Most work interpreting reasoning models studies only a single chain-of-thought (CoT), yet these models define distributions over many possible CoTs. We argue that studying a single sample is inadequate for understanding causal influence and the underlying computation. Though fully specifying this distribution is intractable, we can measure a partial CoT's impact by resampling only the subsequent text. We present case studies using resampling to investigate model decisions. First, when a model states a reason for its action, does that reason actually cause the action? In "agentic misalignment" scenarios, we find that self-preservation sentences have small causal impact, suggesting they do not meaningfully drive blackmail. Second, are artificial edits to CoT sufficient for steering reasoning? Resampling and selecting a completion with the desired property is a principled on-policy alternative. We find that off-policy interventions yield small and unstable effects compared to resampling in decision-making tasks. Third, how do we understand the effect of removing a reasoning step when the model may repeat it post-edit? We introduce a resilience metric that repeatedly resamples to prevent similar content from reappearing downstream. Critical planning statements resist removal but have large effects when eliminated. Fourth, since CoT is sometimes "unfaithful", can our methods teach us anything in these settings? Adapting causal mediation analysis, we find that hints that causally affect the output without being explicitly mentioned exert a subtle and cumulative influence on the CoT that persists even if the hint is removed. Overall, studying distributions via resampling enables reliable causal analysis, clearer narratives of model reasoning, and principled CoT interventions.

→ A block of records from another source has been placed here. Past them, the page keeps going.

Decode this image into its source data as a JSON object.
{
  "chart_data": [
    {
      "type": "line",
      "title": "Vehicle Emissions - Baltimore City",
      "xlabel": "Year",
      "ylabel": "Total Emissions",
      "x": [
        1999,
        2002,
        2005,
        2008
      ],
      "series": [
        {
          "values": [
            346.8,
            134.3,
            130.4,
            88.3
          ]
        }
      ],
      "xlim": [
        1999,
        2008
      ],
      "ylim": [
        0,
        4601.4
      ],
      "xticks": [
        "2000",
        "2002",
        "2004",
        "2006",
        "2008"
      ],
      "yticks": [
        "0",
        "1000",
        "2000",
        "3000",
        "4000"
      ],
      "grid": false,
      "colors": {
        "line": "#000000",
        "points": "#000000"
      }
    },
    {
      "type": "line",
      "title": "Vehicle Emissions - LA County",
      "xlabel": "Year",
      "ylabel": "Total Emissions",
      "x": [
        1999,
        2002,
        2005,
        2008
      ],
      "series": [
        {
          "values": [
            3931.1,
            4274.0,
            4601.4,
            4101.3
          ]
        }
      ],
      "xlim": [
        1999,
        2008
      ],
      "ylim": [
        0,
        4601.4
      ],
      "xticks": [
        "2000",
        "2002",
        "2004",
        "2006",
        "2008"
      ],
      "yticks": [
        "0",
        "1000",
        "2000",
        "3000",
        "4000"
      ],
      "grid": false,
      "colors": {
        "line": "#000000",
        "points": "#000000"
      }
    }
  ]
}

翻译：大多数解读推理模型的工作仅研究单条思维链（CoT），但这些模型定义了多条可能CoT的分布。我们认为，仅研究单个样本不足以理解因果影响和底层计算。尽管完整定义该分布不可行，但可以通过仅对后续文本进行重采样来测量部分CoT的影响。我们通过重采样方法进行案例研究以探究模型决策。首先，当模型陈述其行为的原因时，该原因是否真正驱动了行为？在"代理错位"场景中，我们发现自我保存语句的因果影响较小，表明它们并未实质性地驱动要挟行为。其次，人工编辑CoT是否足以引导推理？基于策略的重采样并选择具有期望属性的补全是合理的替代方案。我们发现，与决策任务中的重采样相比，非策略干预产生的效果微小且不稳定。第三，当模型可能在编辑后重复推理步骤时，如何理解移除该步骤的影响？我们引入弹性指标，通过反复重采样阻止相似内容在下游重现。关键规划陈述虽然难以移除，但一旦消除会产生显著效应。第四，由于CoT有时"不忠实"，我们的方法能否在这些场景中提供洞见？通过改进因果中介分析，我们发现，那些因果影响输出却未被明确提及的提示会对CoT产生持久且累积的影响，即使提示被移除仍会延续。总体而言，通过重采样研究分布能实现可靠的因果分析、更清晰的模型推理叙事，以及基于原则的CoT干预方法。